GM: You describe the book as a “tell-some, not a tell-all.” In this book where so much about your life is on the table, what were some of the things you wouldn’t write about? 

BP: Hmm. My current relationship. My last conversation with my dad. Trying to make it as a screenwriter. (I’m not coy about it; it just felt like a massive tangent.) Some racist encounters that were just kind of boring. Some bridges were too dull to even bother burning. How terrified I am that this, writing as a career with a credit score of three digits, is all going to go away in the blink of an eye. Snakes.

GM: What’s your take on social media as a writer? We should note that you are verified on Twitter, you bastard.

BP: That blue checkmark both means nothing and people are despondent when it goes away, ha.

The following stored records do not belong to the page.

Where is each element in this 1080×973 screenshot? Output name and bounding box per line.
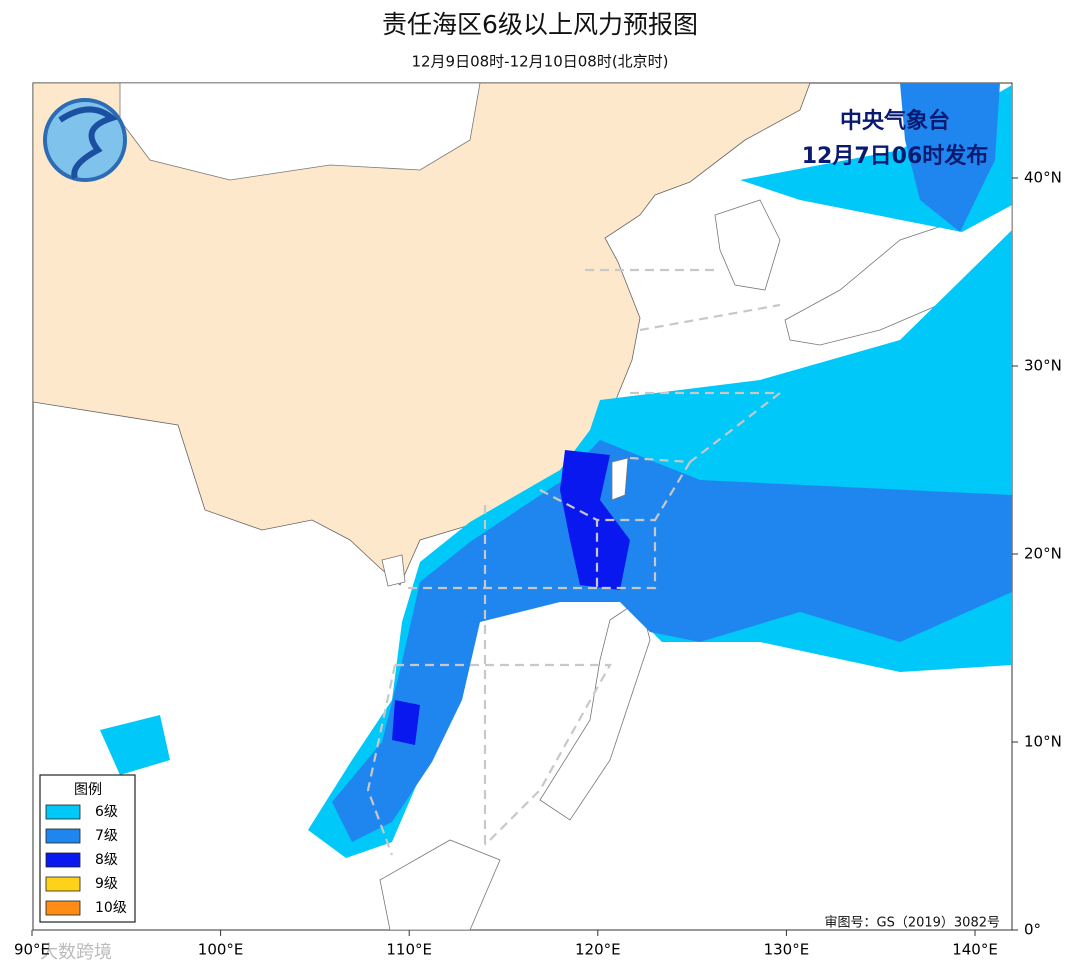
korea-land <box>714 199 781 291</box>
logo-mark <box>58 106 119 180</box>
legend-label: 10级 <box>95 900 127 916</box>
lon-label: 100°E <box>198 941 244 959</box>
wind-area <box>100 715 170 775</box>
mongolia-land <box>119 83 481 181</box>
legend-swatch <box>45 852 81 868</box>
legend-label: 8级 <box>95 852 118 868</box>
lon-label: 130°E <box>764 941 810 959</box>
legend-title: 图例 <box>74 782 102 798</box>
lat-label: 20°N <box>1024 545 1062 563</box>
legend-label: 9级 <box>95 876 118 892</box>
lon-label: 90°E <box>14 941 50 959</box>
wind-area <box>332 440 1012 842</box>
lat-label: 30°N <box>1024 357 1062 375</box>
legend-label: 6级 <box>95 804 118 820</box>
wind-area <box>392 700 420 745</box>
taiwan-land <box>611 457 629 501</box>
issuer-name: 中央气象台 <box>840 108 950 134</box>
subtitle: 12月9日08时-12月10日08时(北京时) <box>411 53 668 71</box>
lat-label: 40°N <box>1024 169 1062 187</box>
lat-label: 10°N <box>1024 733 1062 751</box>
legend: 6级 7级 8级 9级 10级 <box>45 804 127 916</box>
legend-swatch <box>45 900 81 916</box>
legend-swatch <box>45 876 81 892</box>
map: 中央气象台 12月7日06时发布 图例 审图号：GS（2019）3082号 <box>32 82 1013 931</box>
axes: 90°E 100°E 110°E 120°E 130°E 140°E 0° 10°N 20°N 3… <box>14 169 1062 959</box>
borneo-land <box>379 839 501 930</box>
legend-label: 7级 <box>95 828 118 844</box>
legend-swatch <box>45 828 81 844</box>
watermark: 大数跨境 <box>40 942 112 963</box>
wind-area <box>900 83 1000 232</box>
sea-area-boundary <box>366 268 784 856</box>
issue-time: 12月7日06时发布 <box>802 143 989 169</box>
lon-label: 140°E <box>952 941 998 959</box>
lon-label: 120°E <box>575 941 621 959</box>
lon-label: 110°E <box>386 941 432 959</box>
legend-swatch <box>45 804 81 820</box>
title: 责任海区6级以上风力预报图 <box>382 10 698 39</box>
hainan-land <box>381 554 406 587</box>
lat-label: 0° <box>1024 921 1041 939</box>
map-number: 审图号：GS（2019）3082号 <box>825 916 1001 931</box>
legend-box <box>39 774 136 923</box>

I probably would be too, to be honest. But I at least try to remember that it’s all just 1s and 0s in our phone and not to take it too seriously? My followers count also plateaued at around 6K, so luckily the publisher never puts too much weight into it when they buy one of my books. This guy ain’t no influencer, thank God.

I don’t think social media has changed my writing habits too much beyond the absolute cringe of mandatory self-promotion. I block liberally; I only engage if I feel like it; I tell Ted Cruz he sucks regularly. It’s all about striking that healthy balance.

I remember making a joke about Rory Gilmore from Gilmore Girls being a literal bastard once and a very nice mom replied something like, “What does this say to the single parents of your readers?” I blocked her right away. Like, no. I’m not getting into a serious exchange about this because you process jokes from the great internet abyss as commentary on your life, Helen. You live inside my phone; I don’t live inside yours.

GM: I know a lot of the book was written during the Trump era. Are you feeling more optimistic now that we have Biden in office?

BP: I am! I am feeling more optimistic with Biden in office than Trump. It feels like the least controversial statement in the world but people get mad about that sentiment, too!

“The Democrats suck, too!” “Now’s not the time to get complacent!” It’s like going “Hurray! My arm isn’t on active fire anymore!” and having someone answer, “Ok, but have you even checked your cholesterol lately?”